Wie viele Kiebitze im Kreis Wesel leben, ist unklar. „Das kann niemand genau sagen“, sagt der Nabu-Vorsitzende Peter Malzbender. Klar ist: In Deutschland wurden zuletzt nur noch rund 42.000 bis 67.000 Brutpaare gezählt, heißt es auf der Nabu-Seite. „Der Bestand ist in den letzten Jahren um 90 Prozent geschrumpft“, weiß Malzbender. Jedoch hätten sich die Lebensraumverhältnisse in einigen Gebieten im Kreis Wesel deutlich verbessert, sagt Thomas Traill von der Biologischen Station in Wesel. Vor allem auf der Bislicher Insel in Xanten sei der Trend derzeit positiv zu bewerten, sagt Expertin Ilka Weidig. Im Jahr 2022 war die Rede von rund 240 Revieren.

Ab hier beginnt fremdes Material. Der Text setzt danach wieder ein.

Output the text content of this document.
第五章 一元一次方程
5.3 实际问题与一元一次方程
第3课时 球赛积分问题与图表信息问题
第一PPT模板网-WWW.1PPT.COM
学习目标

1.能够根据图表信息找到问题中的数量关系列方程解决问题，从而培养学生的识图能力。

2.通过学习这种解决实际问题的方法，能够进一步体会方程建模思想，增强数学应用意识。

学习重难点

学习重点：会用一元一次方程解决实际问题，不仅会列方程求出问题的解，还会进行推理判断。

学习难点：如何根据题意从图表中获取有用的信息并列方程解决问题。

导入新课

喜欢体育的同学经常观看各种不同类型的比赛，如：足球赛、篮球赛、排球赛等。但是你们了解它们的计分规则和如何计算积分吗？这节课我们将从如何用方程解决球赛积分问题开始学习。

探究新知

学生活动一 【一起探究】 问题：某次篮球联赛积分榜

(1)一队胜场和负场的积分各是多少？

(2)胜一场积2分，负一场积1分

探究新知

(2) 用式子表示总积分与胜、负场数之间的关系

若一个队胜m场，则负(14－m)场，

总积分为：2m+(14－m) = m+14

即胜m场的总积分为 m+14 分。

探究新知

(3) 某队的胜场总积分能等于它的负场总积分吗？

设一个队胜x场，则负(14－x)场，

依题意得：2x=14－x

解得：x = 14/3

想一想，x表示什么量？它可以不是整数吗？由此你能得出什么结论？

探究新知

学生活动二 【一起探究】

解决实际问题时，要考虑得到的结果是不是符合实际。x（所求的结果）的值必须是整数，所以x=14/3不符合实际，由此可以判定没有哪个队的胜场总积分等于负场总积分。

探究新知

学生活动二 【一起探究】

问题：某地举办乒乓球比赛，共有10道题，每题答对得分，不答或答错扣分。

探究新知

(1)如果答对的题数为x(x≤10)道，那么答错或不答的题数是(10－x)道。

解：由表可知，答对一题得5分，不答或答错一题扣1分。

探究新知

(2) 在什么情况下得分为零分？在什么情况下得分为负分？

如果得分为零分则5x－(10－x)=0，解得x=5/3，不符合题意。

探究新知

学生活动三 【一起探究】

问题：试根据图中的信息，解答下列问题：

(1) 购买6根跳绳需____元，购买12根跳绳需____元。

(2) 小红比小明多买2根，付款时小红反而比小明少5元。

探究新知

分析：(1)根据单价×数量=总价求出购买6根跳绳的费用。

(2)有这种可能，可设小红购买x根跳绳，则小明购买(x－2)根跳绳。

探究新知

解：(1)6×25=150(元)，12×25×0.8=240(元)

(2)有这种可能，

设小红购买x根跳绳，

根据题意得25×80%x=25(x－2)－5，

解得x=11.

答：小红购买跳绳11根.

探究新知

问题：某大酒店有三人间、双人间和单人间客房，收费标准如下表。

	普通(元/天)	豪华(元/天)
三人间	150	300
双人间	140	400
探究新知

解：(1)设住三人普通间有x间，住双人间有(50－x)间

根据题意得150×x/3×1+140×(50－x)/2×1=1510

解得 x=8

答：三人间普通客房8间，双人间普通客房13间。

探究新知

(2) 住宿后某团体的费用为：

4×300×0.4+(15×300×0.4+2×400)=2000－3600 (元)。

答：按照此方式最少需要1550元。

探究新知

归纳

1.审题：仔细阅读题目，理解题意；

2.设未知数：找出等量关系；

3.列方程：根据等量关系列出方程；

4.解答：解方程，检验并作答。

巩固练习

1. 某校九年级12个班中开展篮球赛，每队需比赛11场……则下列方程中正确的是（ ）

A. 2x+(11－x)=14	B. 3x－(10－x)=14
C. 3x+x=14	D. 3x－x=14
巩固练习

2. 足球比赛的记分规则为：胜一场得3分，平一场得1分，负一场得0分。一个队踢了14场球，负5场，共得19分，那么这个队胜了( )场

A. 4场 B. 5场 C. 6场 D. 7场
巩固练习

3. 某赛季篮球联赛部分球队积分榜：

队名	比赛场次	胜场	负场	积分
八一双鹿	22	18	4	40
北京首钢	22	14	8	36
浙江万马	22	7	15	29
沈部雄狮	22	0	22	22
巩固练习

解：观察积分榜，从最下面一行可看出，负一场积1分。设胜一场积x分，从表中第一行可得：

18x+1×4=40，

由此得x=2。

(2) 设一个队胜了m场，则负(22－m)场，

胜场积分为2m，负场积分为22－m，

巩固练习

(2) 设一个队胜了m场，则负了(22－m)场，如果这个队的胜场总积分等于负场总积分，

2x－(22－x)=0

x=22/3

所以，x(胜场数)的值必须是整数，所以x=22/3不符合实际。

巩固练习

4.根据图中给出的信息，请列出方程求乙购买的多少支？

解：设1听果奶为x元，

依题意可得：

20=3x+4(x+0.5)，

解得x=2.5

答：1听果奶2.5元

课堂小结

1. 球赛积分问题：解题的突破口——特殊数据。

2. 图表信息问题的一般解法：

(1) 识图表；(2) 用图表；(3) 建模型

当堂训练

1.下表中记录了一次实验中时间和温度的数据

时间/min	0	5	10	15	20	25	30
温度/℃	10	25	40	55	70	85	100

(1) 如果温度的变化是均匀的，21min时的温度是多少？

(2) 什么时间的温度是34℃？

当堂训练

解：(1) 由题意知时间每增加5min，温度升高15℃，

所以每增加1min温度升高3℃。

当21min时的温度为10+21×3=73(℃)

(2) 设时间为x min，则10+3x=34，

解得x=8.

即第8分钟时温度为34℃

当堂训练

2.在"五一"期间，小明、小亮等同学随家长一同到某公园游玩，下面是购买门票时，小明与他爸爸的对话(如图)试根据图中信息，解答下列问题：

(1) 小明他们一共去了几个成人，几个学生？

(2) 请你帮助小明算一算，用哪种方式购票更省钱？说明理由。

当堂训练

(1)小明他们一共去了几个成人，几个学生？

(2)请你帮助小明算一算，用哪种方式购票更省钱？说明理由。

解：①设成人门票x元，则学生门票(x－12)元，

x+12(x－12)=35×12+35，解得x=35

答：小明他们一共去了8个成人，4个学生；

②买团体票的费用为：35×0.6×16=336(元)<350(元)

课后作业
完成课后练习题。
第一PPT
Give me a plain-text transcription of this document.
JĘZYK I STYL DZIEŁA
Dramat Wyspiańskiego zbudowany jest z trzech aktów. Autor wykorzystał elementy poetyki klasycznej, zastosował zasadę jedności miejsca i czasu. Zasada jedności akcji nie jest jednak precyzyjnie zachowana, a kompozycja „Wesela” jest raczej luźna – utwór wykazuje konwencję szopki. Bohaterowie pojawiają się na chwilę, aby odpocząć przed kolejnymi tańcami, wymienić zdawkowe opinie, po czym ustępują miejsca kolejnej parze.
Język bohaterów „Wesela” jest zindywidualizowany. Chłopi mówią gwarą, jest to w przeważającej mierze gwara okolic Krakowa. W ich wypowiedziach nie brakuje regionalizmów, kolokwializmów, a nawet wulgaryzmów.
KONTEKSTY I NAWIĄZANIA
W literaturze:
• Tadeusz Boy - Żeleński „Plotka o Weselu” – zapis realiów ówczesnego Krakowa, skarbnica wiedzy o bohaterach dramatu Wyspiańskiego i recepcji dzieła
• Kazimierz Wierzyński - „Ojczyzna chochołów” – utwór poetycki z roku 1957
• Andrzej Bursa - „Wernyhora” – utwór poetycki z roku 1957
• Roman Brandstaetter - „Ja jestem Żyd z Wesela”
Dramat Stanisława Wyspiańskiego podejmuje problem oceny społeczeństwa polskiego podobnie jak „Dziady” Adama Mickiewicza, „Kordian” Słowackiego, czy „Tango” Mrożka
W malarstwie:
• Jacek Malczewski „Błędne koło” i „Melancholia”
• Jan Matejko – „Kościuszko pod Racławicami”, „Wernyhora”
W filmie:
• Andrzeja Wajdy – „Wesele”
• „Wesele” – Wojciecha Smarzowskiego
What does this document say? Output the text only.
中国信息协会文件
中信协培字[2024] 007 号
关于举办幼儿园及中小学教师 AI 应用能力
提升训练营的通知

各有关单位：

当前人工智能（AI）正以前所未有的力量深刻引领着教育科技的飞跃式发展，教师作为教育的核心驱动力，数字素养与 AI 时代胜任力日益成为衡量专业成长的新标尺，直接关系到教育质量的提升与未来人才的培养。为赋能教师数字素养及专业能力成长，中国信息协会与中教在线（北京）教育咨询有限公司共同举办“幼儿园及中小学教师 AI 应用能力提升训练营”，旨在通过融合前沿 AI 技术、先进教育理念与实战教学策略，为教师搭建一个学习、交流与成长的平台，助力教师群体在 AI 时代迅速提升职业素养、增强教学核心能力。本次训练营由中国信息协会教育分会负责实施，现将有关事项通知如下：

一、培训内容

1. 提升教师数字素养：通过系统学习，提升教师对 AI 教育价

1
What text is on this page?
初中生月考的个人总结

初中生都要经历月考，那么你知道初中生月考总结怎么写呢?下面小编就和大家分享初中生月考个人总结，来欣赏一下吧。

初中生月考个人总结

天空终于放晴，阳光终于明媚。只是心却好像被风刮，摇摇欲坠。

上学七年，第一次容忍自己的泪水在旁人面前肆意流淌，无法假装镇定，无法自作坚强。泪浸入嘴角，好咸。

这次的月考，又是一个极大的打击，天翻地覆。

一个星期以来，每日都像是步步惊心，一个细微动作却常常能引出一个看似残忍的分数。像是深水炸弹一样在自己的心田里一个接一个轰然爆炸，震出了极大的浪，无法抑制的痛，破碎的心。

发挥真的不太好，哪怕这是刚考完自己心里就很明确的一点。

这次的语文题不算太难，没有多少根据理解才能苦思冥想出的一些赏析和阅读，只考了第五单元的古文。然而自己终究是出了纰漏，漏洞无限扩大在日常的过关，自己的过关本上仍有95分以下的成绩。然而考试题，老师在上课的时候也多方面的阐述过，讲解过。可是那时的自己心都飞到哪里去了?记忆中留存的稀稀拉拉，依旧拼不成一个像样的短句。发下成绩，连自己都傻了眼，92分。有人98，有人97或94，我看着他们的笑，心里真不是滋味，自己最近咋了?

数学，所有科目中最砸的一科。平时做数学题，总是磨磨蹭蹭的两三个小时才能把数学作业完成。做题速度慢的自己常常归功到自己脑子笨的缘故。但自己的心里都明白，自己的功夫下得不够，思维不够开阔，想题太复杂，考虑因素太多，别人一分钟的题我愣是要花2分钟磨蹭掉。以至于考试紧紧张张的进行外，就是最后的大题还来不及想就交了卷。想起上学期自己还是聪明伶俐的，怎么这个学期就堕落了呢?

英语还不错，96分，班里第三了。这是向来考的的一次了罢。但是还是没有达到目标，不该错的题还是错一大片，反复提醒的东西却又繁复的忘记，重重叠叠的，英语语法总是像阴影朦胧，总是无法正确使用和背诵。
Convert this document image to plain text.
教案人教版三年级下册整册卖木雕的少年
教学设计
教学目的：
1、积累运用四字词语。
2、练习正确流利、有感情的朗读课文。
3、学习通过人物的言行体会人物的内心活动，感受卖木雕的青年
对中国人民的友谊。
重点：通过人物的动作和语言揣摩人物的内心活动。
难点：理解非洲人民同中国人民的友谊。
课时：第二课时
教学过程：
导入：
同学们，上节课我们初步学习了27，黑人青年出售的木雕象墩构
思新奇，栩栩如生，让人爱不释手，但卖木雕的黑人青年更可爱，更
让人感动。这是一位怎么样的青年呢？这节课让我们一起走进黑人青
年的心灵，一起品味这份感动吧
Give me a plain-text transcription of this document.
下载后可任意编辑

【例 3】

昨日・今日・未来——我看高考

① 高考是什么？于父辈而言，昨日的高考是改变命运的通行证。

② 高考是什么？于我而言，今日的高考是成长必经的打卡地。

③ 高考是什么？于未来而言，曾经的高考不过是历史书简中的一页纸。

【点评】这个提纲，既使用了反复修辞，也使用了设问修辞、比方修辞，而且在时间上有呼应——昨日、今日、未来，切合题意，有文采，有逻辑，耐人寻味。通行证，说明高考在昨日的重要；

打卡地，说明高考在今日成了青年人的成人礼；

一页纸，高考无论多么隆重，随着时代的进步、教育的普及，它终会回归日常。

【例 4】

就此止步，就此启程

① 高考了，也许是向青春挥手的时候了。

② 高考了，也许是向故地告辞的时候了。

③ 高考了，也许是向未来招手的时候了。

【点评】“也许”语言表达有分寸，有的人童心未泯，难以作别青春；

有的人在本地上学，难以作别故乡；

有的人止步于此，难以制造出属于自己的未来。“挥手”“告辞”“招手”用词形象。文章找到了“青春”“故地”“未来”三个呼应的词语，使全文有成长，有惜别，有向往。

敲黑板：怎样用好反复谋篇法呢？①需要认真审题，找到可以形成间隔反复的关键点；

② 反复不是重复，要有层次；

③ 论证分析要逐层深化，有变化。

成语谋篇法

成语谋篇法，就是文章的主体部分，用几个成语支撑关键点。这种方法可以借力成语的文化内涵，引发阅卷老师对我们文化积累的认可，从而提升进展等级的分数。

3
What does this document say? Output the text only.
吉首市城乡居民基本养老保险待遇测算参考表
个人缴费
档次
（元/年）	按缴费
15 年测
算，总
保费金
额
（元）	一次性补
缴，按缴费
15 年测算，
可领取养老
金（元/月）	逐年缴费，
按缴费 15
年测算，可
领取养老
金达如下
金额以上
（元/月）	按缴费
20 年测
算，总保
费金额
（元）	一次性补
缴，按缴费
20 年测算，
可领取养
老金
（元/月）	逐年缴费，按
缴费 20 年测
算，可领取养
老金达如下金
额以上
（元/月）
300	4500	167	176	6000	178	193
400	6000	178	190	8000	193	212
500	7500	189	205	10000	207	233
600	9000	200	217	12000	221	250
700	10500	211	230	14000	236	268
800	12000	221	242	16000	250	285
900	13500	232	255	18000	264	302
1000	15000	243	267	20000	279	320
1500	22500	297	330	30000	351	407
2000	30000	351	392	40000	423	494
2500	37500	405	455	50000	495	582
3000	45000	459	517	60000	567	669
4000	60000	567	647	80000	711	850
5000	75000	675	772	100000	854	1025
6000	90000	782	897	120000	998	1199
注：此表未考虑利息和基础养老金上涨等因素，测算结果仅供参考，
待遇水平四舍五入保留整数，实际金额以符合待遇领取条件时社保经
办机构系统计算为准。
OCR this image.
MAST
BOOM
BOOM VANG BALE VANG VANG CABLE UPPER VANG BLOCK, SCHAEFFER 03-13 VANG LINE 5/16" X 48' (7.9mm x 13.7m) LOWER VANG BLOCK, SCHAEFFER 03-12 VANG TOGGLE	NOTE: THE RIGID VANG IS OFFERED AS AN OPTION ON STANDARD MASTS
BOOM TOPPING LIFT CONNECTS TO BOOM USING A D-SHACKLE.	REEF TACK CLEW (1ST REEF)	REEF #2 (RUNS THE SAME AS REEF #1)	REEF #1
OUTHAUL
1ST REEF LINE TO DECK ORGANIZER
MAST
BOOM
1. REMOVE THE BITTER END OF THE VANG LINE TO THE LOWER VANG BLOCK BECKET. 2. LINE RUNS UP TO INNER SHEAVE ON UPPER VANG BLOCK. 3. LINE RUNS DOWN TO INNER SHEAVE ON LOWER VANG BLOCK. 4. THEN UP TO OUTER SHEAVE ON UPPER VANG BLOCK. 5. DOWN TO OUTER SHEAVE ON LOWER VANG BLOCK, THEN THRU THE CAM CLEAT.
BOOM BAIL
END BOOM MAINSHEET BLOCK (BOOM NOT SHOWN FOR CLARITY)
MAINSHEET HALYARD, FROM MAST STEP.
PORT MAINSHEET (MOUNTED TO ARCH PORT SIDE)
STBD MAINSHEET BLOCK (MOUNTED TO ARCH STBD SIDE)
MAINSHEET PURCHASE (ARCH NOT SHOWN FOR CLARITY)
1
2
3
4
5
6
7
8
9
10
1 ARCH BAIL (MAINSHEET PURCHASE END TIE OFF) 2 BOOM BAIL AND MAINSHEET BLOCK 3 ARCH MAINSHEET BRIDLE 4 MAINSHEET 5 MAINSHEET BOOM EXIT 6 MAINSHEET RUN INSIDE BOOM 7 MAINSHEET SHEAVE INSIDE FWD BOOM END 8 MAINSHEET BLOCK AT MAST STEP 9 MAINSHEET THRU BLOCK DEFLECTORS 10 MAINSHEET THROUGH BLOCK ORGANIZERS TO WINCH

1996 wurde der Kiebitz schonmal zum Vogel des Jahres gewählt. Gekürt haben ihn damals der Nabu und der LBV. Heute kann jeder an der im September stattfindenden Wahl teilnehmen und mit abstimmen. Der Vogel des Jahres wird seit 1971 gewählt. Damals gewann der Wanderfalke.

Schon gewusst?

Kiebitzeier waren früher eine Delikatesse. Inzwischen ist es verboten, diese zu essen oder zu sammeln. Trotz Verbots, würden in Frankreich dennoch jährlich 100.000 bis 300.000 Kiebitze gejagt und gegessen, weiß Peter Malzbender, Vorsitzender des Nabu. Sogar bekannte Restaurants würden immer noch die Vögel ihren Gästen anbieten, erzählt er.